El almacén: un vault centralizado
Todos los certificados recogidos van a parar a un almacén central en el panel. No es solo una carpeta con ficheros. Es una base de datos que guarda la metadata completa: dominio, SANs, fechas de validez, emisor, tipo de certificado, origen, historial de renovaciones. Y las claves privadas se cifran con AES-256-GCM antes de tocar disco.
La validación es obligatoria antes de almacenar: comprobamos que el certificado parsea correctamente, que las fechas son coherentes, que la cadena intermedia firma el certificado, y que la clave privada corresponde realmente al certificado. No queremos descubrir a las tres de la mañana que hemos desplegado un .key que no casa con el .crt.
Despliegue: del vault al servidor
Una vez el certificado está en el almacén, el panel puede desplegarlo en cualquier servidor configurado como destino. El flujo es:
- Backup del certificado actual en el servidor destino.
- Subida de los nuevos ficheros por SCP/SFTP/SSH.
- Ajuste de permisos (
0600para la key,0644para el cert). - Validación de la configuración del servidor web (
nginx -t,apachectl configtest). - Recarga graceful del servicio.
- Health check: conectamos al servidor y verificamos que presenta el certificado nuevo, con las fechas correctas.
- Si algo falla, rollback automático al backup.
Soportamos Angie, Nginx, Apache, HAProxy, Proxmox… y dejamos una opción «custom» para lo que se nos ocurra. Porque si algo he aprendido en veinticinco años de esto, es que siempre hay un servidor raro que nadie quiere tocar pero todo el mundo necesita.
Renovación automática y alertas
El motor de renovación revisa periódicamente los certificados y programa renovaciones antes de que caduquen. Los umbrales se adaptan automáticamente a la vida útil del certificado: si dura 398 días, renovamos con 30 días de margen; si dura 47 días, renovamos cuando haya consumido el 70% de su vida, es decir, a los 33 días, dejando dos semanas de margen.
Las alertas se integran con el sistema de monitorización que ya tenemos: Netdata en cada máquina, alertas en el panel para certificados por caducar, notificaciones por email cuando algo falla. No queremos sorpresas. Las sorpresas en infraestructura son como las sorpresas en dentistas: nunca son buenas.
La deuda técnica que no queremos acumular
He de reconocer que una parte de mí mira todo esto y piensa: «¿No podríamos simplemente usar Certbot y olvidarnos?». Y la respuesta es que sí, podríamos. Pero sería otra deuda técnica. Otro sistema externo que no controlamos, que toca ficheros que no queremos que toque, que no se integra con nuestro panel, que no sabe dónde están nuestros servidores, que no puede desplegar en Proxmox o en un servidor de correo.
Vamos, que sería la solución fácil para el problema fácil, pero no para nuestro problema. Y nuestro problema es que gestionamos docenas de dominios en docenas de servidores, con clientes que a veces miran el panel y a veces no, y necesitamos que todo funcione sin que nadie tenga que acordarse de nada.

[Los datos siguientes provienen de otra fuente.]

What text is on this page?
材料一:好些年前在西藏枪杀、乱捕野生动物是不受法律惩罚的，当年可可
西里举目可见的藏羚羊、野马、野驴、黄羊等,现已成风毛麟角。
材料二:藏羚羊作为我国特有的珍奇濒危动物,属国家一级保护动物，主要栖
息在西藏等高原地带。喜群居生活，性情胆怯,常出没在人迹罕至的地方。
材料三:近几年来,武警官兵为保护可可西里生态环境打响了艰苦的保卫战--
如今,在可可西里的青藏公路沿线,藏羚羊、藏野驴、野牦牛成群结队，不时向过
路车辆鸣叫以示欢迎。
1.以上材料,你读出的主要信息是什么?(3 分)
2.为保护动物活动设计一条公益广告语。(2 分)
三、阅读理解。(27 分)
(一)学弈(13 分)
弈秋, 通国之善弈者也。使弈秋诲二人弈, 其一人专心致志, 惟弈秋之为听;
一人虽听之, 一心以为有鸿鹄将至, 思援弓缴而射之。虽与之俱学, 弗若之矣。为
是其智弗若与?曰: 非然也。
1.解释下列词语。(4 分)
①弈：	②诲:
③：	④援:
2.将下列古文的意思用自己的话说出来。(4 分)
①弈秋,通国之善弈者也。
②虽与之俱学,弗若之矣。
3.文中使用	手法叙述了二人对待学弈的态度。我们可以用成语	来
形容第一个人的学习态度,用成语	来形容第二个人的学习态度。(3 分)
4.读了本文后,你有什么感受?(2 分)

La reducción a 47 días no es una amenaza si tienes automatización. Es una amenaza si sigues renovando a mano. Y yo, sinceramente, estoy demasiado cansado para seguir renovando certificados a mano.
Cierre
El certificado TLS ha pasado de ser un trámite anual a convertirse en un proceso continuo. Como el agua que entra en una embarcación: si tienes una bomba automática, navegas tranquilo; si tienes un cubo y ánimo, te hundes.

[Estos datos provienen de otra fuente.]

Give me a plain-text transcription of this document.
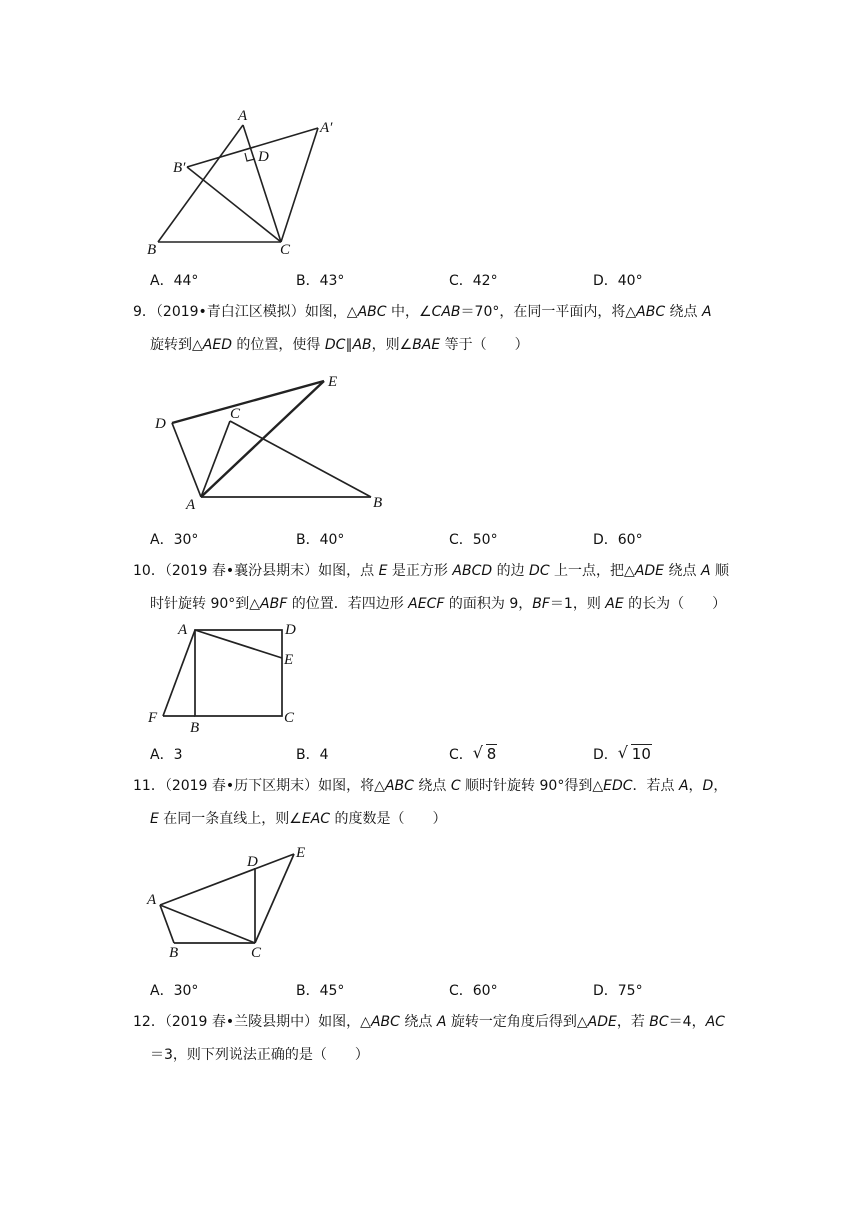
A
A′
B′
D
B	C
A．44°	B．43°	C．42°	D．40°
9．（2019•青白江区模拟）如图，△ABC 中，∠CAB＝70°，在同一平面内，将△ABC 绕点 A
旋转到△AED 的位置，使得 DC∥AB，则∠BAE 等于（　　）
D
C
E
A	B
A．30°	B．40°	C．50°	D．60°
10．（2019 春•襄汾县期末）如图，点 E 是正方形 ABCD 的边 DC 上一点，把△ADE 绕点 A 顺
时针旋转 90°到△ABF 的位置．若四边形 AECF 的面积为 9，BF＝1，则 AE 的长为（　　）
A	D
E
F
B
C
A．3	B．4	C． √ 8	D． √ 10
11．（2019 春•历下区期末）如图，将△ABC 绕点 C 顺时针旋转 90°得到△EDC．若点 A，D，
E 在同一条直线上，则∠EAC 的度数是（　　）
D
E
A
B	C
A．30°	B．45°	C．60°	D．75°
12．（2019 春•兰陵县期中）如图，△ABC 绕点 A 旋转一定角度后得到△ADE，若 BC＝4，AC
＝3，则下列说法正确的是（　　）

Las plataformas que no se pongan al día con ACME, con la automatización de la recogida y el despliegue, y con la monitorización proactiva, van a sufrir. No es una predicción, es una consecuencia matemática. Cuarenta y siete días son poco más de un mes y medio. Sin automatización, es imposible.
En ROBOTSTXT estamos construyendo esa bomba automática. No porque sea divertido (aunque, en este momento, lo es) sino porque no hay otra opción. Y porque, si he de elegir entre una alerta a las tres de la mañana o dormir tranquilo, ya sabes cuál prefiero.
¿Y tú? ¿Sigues con el cubo, o ya estás buscando la bomba?